A muon whose spin axis is pointing away from its direction of movement tends to emit lower-energy positrons than a muon whose spin axis is aligned with its direction of movement. By comparing the positron energies recorded at different points along the ring, it’s possible to work out the frequency at which the muons’ spin axes precess. Once you know that, you can calculate g. There’s one catch - the measurement apparatus at Fermilab did not measure frequency in hertz or any other known unit of frequency. The apparatus’s internal clock was set to a unit of time that was decided randomly, and known to just two Fermilab physicists, neither of whom were part of the muon g-2 team.

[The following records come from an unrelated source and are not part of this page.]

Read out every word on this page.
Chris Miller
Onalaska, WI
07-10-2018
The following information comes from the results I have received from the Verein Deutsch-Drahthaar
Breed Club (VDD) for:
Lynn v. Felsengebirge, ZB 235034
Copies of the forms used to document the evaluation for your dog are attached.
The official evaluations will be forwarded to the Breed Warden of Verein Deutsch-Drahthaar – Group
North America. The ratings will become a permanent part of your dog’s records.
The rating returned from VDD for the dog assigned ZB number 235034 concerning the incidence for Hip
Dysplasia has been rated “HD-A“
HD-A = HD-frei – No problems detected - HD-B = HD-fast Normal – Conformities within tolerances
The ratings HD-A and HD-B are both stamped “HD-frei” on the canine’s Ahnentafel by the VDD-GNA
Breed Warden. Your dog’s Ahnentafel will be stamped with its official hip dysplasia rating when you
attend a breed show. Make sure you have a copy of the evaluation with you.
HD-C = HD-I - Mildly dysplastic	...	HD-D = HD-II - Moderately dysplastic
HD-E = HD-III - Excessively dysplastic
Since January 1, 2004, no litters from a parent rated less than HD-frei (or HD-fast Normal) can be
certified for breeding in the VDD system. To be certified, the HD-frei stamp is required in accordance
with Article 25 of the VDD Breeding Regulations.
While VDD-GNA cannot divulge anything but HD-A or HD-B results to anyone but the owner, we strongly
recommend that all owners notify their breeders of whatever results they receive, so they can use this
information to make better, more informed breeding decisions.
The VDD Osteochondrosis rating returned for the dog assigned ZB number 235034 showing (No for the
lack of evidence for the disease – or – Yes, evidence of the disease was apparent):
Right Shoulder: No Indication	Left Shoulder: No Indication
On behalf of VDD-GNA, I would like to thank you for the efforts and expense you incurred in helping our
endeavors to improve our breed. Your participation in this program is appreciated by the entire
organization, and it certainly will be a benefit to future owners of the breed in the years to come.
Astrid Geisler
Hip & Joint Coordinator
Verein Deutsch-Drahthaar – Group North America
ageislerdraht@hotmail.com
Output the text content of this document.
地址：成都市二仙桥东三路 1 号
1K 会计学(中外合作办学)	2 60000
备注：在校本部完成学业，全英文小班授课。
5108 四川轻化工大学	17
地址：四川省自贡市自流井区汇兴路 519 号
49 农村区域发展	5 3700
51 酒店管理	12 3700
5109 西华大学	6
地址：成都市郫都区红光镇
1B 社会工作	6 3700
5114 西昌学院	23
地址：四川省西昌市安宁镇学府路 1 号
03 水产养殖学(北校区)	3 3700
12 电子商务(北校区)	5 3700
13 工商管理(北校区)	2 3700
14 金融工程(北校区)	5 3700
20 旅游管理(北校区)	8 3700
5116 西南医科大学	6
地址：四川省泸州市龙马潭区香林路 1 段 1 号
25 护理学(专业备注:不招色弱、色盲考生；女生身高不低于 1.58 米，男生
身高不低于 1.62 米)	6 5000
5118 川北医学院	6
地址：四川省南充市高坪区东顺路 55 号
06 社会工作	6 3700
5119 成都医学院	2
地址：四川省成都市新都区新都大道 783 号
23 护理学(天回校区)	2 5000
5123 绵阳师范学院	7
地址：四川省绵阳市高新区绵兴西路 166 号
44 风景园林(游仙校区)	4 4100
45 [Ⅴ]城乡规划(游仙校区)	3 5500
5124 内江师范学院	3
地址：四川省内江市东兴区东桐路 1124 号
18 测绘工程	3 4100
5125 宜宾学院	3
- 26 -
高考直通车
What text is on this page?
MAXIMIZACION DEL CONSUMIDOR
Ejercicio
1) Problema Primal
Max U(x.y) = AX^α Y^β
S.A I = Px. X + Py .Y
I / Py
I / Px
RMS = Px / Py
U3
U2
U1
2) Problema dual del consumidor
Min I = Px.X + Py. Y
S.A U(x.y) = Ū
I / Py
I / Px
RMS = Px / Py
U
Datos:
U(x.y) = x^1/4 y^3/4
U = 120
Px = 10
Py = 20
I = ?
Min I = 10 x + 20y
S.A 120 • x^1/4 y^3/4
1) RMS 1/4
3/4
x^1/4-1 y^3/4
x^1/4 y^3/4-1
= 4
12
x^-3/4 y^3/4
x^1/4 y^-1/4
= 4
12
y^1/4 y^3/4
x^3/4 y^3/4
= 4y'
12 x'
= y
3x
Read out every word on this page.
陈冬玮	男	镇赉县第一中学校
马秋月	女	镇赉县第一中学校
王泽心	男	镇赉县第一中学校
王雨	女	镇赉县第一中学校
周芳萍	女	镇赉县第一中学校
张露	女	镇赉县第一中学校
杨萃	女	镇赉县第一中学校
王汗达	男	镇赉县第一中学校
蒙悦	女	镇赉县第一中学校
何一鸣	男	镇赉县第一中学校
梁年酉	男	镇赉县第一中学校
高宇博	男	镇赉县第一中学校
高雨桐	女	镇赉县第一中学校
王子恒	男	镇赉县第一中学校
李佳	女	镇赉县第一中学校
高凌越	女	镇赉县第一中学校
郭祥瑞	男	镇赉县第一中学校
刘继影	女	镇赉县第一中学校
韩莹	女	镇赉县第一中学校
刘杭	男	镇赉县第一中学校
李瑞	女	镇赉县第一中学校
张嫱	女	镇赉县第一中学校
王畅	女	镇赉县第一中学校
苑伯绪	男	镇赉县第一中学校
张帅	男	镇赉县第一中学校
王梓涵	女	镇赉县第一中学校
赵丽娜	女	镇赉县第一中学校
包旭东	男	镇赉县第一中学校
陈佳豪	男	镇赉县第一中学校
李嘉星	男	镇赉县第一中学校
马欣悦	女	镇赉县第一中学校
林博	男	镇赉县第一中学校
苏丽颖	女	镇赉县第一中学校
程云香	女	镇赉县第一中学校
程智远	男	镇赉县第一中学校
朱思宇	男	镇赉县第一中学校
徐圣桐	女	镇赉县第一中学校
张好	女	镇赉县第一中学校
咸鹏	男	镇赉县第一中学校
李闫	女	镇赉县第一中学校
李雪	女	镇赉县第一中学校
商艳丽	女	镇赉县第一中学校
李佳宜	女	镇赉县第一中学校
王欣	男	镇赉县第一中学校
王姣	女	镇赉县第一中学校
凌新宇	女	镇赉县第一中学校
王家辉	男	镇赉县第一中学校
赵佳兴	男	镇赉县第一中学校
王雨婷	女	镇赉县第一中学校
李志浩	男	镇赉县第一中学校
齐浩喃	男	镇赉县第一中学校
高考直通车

This ‘blinding’ measure was a precaution against unconscious bias. The muon g-2 experiment might have corroborated the Brookhaven result or reveal it was just a fluke. Whatever the team at Fermilab hoped for or expected, they didn’t want it to cloud their judgement. If the experimentalists knew the frequencies they measured as they finetuned the equipment, perhaps they would have unconsciously calibrated the magnet to bias the results towards what they expected to see.

Instead, the team collected data and calculated numbers that would mean nothing to them until the secret unit of time was revealed. Three years after the experiment, with all the data collected and processed, all that was left to do was plug the secret number into a formula.

“This was our Mars rover moment,” said Chris Polly, co-spokesperson for the muon g-2 project, at a public seminar. “Ten years, thousands of people, years of effort, suddenly in one moment being revealed to the collaboration.”

The team revealed their measurement of g: 2.0023318408 (that is, g-2 = 0.0023318408). This number is close enough to agree with the Brookhaven number, and once again differs starkly from what theory tells us to expect.

With two measurements averaged together, σ becomes low enough for the gap to be 4.2σ - close, but still not quite there. The team knew that it would take multiple measurements to raise their certainty to meet the 5σ bar, so the muon g-2 project is still ongoing. The number that was publicly revealed on 8 April was only the result of their first run. The results and analysis of two more runs can be expected to release within a year, and a fourth run is ongoing as of May 2021. So, if things go smoothly, this won’t be the last of the interesting news out of Fermilab.